Science, in the past few decades of research, has shown us that thoughts arise from electric currents in the brain, that hormone levels influence our actions, how the electric signal travels through the body to the muscle, how we store information, which parts of the brain are responsible for which parts of our consciousness, and lots more.

In doing so, they figured out how to detect and fix various personality disorders, set the first steps into reading someone's mind, and steps towards building more powerful computation machines using the biological model, as well as countless other things that I don't even know came from this kind of research.

Religion, in the past few thousand years of its existance, has claimed that consciousness is from god. Nothing has happened since.

It's really not hard to see why one approach to reality is superior to the other.

Humble Bee

You are well versed!

Can you help me point out the error in this "proof" which bothers me. Get's me stuck.

1. If humans have free will, it's origin is either physical or non-physical.

2. All humans experience the freedom of choice and that they can think freely. Nothing suggests that their will should not be free. One who contradicts this, having the will not being free, must provide evidence for it and also solve the problem of what happens with ethics and moral in society if nobody did anything out of free will.

3. A will with physical origin (e.g. brain chemistry) can not be free because a strict physical explanation requires determinism, which means that the wills of humans are just a consequence of physical processes. (Randomness is not the same as choice.)

4. Since free will cannot have physical origin and the fact that it exists makes us conclude that the origin of free will is non-physical.

Jason78

Quote from: "Humble Bee"What about things that are hard to explain? Like consciousness. Science does not fully understand it. Religions say they do.

Religions say a lot of things.  But when it comes to actually finding stuff out about the world, it's science we turn to every time.  

Science is wrong some of the time.
Religion is wrong all of the time.
Winner of WitchSabrinas Best Advice Award 2012


We can easily forgive a child who is afraid of the dark; the real
tragedy of life is when men are afraid of the light. -Plato

Humble Bee

Quote from: "Jason78"Religion is wrong all of the time.

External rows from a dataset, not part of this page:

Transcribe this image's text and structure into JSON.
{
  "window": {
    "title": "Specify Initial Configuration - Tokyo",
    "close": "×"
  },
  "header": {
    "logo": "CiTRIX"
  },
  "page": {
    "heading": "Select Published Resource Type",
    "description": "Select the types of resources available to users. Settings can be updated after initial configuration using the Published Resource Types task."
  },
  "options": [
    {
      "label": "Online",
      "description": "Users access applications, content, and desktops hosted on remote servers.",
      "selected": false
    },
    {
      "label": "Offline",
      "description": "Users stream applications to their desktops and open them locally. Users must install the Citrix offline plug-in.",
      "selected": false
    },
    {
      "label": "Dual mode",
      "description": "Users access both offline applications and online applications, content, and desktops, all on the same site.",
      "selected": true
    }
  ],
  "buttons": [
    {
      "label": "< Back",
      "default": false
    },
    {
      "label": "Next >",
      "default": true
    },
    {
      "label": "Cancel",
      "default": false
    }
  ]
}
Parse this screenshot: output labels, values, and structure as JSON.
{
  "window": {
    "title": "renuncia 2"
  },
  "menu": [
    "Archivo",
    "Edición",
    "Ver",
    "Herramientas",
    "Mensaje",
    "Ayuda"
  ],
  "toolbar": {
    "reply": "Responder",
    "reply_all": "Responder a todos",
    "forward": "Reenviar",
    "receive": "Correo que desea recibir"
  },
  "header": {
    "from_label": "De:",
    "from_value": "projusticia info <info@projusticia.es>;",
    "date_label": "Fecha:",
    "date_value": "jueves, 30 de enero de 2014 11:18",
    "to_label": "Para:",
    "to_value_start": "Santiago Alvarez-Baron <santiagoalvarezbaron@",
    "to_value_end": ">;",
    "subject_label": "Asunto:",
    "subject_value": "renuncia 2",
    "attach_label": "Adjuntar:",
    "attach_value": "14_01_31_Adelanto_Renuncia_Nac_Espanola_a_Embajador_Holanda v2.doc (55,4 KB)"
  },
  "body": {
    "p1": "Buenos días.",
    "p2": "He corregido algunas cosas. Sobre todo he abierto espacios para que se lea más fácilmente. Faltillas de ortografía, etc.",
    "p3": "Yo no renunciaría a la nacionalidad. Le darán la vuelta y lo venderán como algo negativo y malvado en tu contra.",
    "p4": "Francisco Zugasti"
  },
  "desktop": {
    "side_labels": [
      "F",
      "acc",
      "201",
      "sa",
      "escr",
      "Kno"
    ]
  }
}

Problem is we can't know that right? Religions say consciousness comes from a spirit soul. You say this is wrong. Must you not have evidence for saying that?

Plu

Well, the basic failure is lack of a really strong definition of "free will" and what that means. There is no real conscensus on what free will is.

The real problem with the proof as given is in point 2).

There is no way to distuinguish between a person who says he experiences free will but does not have it, and a person who says he experiences free will and does have it. Both would act exactly the same. Just because people think they have free will doesn't automatically mean they have it.